Глеб очень сожалел, что не смог пойти на спектакль для «пап и мам», но Люсе было необходимо появиться в клинике. Он ждал ее в машине, и перед глазами стояло заплаканное лицо Алены… Глеб достал мобильник и попросил к телефону госпожу Холгейт.
— Алло, тетя Наташа, это снова Глеб. Я практически с улицы. Жду Люсю в машине около клиники. Заехать вряд ли. Вы же знаете, что Люся нигде не бывает, а мне нужно будет сразу отвезти ее домой. Ну скажите в двух словах. — Глеб надолго замолчал, потом переспросил: — Скончалась? Давно? Я понимаю… Тетя Наташа, передайте Джону огромное спасибо за содействие.

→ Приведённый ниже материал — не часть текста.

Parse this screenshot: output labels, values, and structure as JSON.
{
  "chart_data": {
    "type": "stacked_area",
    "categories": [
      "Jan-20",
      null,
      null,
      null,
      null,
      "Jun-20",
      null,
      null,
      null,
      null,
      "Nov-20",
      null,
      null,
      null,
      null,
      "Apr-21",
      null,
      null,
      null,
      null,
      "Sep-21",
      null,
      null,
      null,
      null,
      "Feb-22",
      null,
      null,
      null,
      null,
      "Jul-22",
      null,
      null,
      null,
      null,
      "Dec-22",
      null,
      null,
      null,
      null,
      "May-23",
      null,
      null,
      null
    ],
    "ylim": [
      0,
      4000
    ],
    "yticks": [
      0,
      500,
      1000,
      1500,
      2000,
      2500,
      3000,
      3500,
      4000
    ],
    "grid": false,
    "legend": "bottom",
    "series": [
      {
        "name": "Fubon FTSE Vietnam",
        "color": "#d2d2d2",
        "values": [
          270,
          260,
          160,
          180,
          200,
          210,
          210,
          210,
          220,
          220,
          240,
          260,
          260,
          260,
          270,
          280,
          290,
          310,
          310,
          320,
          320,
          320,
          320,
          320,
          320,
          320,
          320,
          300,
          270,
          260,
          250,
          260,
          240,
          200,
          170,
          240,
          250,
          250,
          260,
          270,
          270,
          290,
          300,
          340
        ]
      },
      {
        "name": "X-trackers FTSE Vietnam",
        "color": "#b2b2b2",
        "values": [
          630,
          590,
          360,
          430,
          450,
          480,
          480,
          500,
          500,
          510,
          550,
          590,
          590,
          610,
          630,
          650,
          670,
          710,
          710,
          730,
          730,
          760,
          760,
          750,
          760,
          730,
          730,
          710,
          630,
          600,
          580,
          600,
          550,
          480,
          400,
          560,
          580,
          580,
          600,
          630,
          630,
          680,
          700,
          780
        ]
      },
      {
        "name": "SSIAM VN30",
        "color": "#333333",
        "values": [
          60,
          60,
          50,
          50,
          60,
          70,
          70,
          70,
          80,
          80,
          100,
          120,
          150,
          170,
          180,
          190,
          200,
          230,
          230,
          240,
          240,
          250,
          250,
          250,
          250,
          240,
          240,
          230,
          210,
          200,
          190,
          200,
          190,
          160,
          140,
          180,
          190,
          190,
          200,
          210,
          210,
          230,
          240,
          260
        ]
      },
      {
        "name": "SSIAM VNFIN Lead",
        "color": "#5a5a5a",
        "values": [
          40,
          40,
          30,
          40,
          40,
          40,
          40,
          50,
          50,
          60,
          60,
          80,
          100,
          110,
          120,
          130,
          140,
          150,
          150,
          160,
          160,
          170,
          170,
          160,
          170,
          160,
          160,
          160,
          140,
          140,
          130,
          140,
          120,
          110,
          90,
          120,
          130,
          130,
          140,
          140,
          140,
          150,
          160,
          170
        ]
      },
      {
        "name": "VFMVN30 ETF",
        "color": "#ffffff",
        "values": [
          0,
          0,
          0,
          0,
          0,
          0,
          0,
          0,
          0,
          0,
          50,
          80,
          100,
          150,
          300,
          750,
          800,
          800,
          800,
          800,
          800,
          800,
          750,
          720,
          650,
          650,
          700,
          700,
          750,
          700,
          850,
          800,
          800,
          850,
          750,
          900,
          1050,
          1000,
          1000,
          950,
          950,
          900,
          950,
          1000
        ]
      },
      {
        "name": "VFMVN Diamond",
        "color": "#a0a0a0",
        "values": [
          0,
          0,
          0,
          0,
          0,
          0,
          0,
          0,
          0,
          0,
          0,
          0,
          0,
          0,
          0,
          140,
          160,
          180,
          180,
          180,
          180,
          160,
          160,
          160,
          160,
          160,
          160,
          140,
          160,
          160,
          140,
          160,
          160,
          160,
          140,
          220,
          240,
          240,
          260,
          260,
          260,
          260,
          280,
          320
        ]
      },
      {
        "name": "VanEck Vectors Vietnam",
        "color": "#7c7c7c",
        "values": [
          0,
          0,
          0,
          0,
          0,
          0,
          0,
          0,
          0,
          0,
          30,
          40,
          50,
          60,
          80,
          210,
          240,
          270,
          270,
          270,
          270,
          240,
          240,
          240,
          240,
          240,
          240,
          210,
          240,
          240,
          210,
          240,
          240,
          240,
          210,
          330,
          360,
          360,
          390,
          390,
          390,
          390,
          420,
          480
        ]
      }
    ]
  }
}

Нет, ну я же понимаю, что в посольстве у него дел невпроворот и заниматься отпрысками древних дворянских семей, развеянных по миру, — совсем не в его компетенции… Договорились. Я отвезу Люсю и вечером к вам заеду. Кстати, мамин портрет уже окантовали — я привезу. Обнимаю вас, Джону поклон от меня и Люси.
Глеб задумался, снова набрал номер.
— Добрый день, Мила. Это Глеб Сергеев. Спектакль закончился? А как Алена Владимировна? Ну, насчет успеха я и не сомневался. Вечером замена? Да, я постараюсь быть. Счастливо.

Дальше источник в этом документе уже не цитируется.